5. Keep Your Ride in Top Shape
While this tip may seem obvious, I cannot emphasize enough the importance of keeping your vehicle road-ready. After all, if something goes wrong with your RV, you’re out of your home, office, and vehicle all at once. That’s why it’s so important to do regular maintenance checks on your RV, whether you’ve rented it for a short time or you live in it permanently.
My best tip is to laminate and physically check off arrival and departure checklists as you move from one place to the next. We also clean the rig inside and out every week and keep a paper and digital log of when we’re due for an oil change, new filters, new spark plugs, a brake check, and a tire rotation.
6. Stick to a Schedule
This might seem counterintuitive, but it’s even more important to have a work schedule when you’re on the road. Your clients and/or co-workers need to know when they can and can’t get in touch with you. Plus, when everything around you is always changing, it’s easy to get thrown off. (Do changing time zones constantly confuse anyone else, or is it just me?)
Luckily, there are a ton of scheduling, time management, and communication apps and tools out there to help you maintain your professionalism and stay on task. As someone who used to take pride in my vast workspace covered in sticky notes, it took me a while to get comfortable with my tiny workspace in our noisy RV. (Thank you, Evernote and AirPods Pro!)
7. Create a Workspace That Actually Works
It may be tempting to try to re-create the work environment you were used to, where everything was at your fingertips. Trust me: It’s better to pare down your workspace before you’re forced to do so. Start figuring out what you need and what you can do without while you’re still at your home or office, before you get on the road. Consider it a dry run.

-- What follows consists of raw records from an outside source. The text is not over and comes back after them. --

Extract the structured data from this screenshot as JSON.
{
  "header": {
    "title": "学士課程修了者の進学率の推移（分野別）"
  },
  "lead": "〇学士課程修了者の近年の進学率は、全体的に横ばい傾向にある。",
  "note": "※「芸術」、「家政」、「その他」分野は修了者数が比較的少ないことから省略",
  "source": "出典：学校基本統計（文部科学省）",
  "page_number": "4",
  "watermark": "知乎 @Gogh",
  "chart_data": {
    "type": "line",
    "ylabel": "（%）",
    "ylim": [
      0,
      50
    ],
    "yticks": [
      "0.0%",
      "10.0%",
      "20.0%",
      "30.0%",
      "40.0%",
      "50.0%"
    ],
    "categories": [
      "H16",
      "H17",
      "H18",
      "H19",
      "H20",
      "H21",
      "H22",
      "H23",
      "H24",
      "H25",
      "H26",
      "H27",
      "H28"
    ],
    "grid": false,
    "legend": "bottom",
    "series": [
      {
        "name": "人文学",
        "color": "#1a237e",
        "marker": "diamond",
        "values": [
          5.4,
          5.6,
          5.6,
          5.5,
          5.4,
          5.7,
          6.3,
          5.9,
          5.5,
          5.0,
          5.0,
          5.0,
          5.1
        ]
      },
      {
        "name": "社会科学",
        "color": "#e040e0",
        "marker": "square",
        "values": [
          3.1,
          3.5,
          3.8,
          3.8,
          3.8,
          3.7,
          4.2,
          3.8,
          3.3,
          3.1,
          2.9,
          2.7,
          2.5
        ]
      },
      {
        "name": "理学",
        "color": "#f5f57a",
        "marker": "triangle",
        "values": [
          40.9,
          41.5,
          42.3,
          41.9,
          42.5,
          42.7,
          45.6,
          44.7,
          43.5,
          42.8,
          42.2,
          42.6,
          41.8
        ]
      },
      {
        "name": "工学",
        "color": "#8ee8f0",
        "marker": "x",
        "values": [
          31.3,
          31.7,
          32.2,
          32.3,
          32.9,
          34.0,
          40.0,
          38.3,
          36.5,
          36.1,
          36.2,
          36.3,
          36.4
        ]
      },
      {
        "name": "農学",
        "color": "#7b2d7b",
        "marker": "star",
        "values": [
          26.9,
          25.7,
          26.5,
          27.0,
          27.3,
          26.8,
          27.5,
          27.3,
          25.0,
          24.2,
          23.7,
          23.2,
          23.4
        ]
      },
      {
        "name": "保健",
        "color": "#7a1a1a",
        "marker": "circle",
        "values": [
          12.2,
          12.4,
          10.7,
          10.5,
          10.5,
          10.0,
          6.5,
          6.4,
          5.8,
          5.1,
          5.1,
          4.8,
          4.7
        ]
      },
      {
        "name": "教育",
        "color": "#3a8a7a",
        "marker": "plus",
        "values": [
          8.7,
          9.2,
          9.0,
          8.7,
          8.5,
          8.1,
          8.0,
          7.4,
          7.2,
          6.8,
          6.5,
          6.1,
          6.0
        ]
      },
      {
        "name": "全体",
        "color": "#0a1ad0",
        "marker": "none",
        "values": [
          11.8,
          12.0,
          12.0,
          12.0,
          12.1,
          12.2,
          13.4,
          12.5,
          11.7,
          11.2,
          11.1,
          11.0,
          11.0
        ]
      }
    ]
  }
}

I thought I had my desk in the RV organized perfectly. I’d found a place for everything, even the items I needed only occasionally at home… Long story short: If you need a good printer/scanner combo or 10 brand new Moleskine notebooks, check the Goodwill in Prescott, AZ.
8. Manage Others’ Expectations
Whether it’s your boss or clients you work with regularly, give them a heads-up that you’ll be working while traveling. While your goal should be to give the same kind of performance you would if working from a dedicated space at home or in an office, that may not always be possible.
Luckily, Jacob tells all of his clients upfront that he is a digital nomad. So, as disappointing as it was to miss an introductory meeting with a new client, it wasn’t a dealbreaker. Because he had managed their expectations, they were more understanding when he ran into an emergency.
9. Stay Connected
Being on the road, you’ll need to pay more attention than ever to cultivating your professional relationships. Since you aren’t there in person for face-to-face interactions, you’ll miss out on a lot of water cooler conversations that foster engagement and connection with your colleagues. Spending a few minutes of each interaction chatting before you get down to business can help your team work better together from afar.
Traveling has its advantages when it comes to professional networking too, though. Take advantage of the opportunity to connect with clients and peers along your route. Meeting in person, even if it’s just for a cup of coffee or a meal, can strengthen your professional bond and may even lead to a new connection or two.
10. Enjoy the Ride
Have fun. This might seem like a no-brainer, but that’s why you’re on the road, right? Don’t let work slide, but don’t put your head down so far that you forget to enjoy the scenery. As a freelance creative, I’ve gotten some of my best inspiration from being on the road.
No matter what you do for a living, I can guarantee you’ll be inspired and recharged by what you see and experience during your travels. It can take some getting used to at first, but once you get the hang of working while traveling, you may not be able to remember how you ever stayed glued to an office chair before.
Just be careful if you plan to visit any abandoned mines.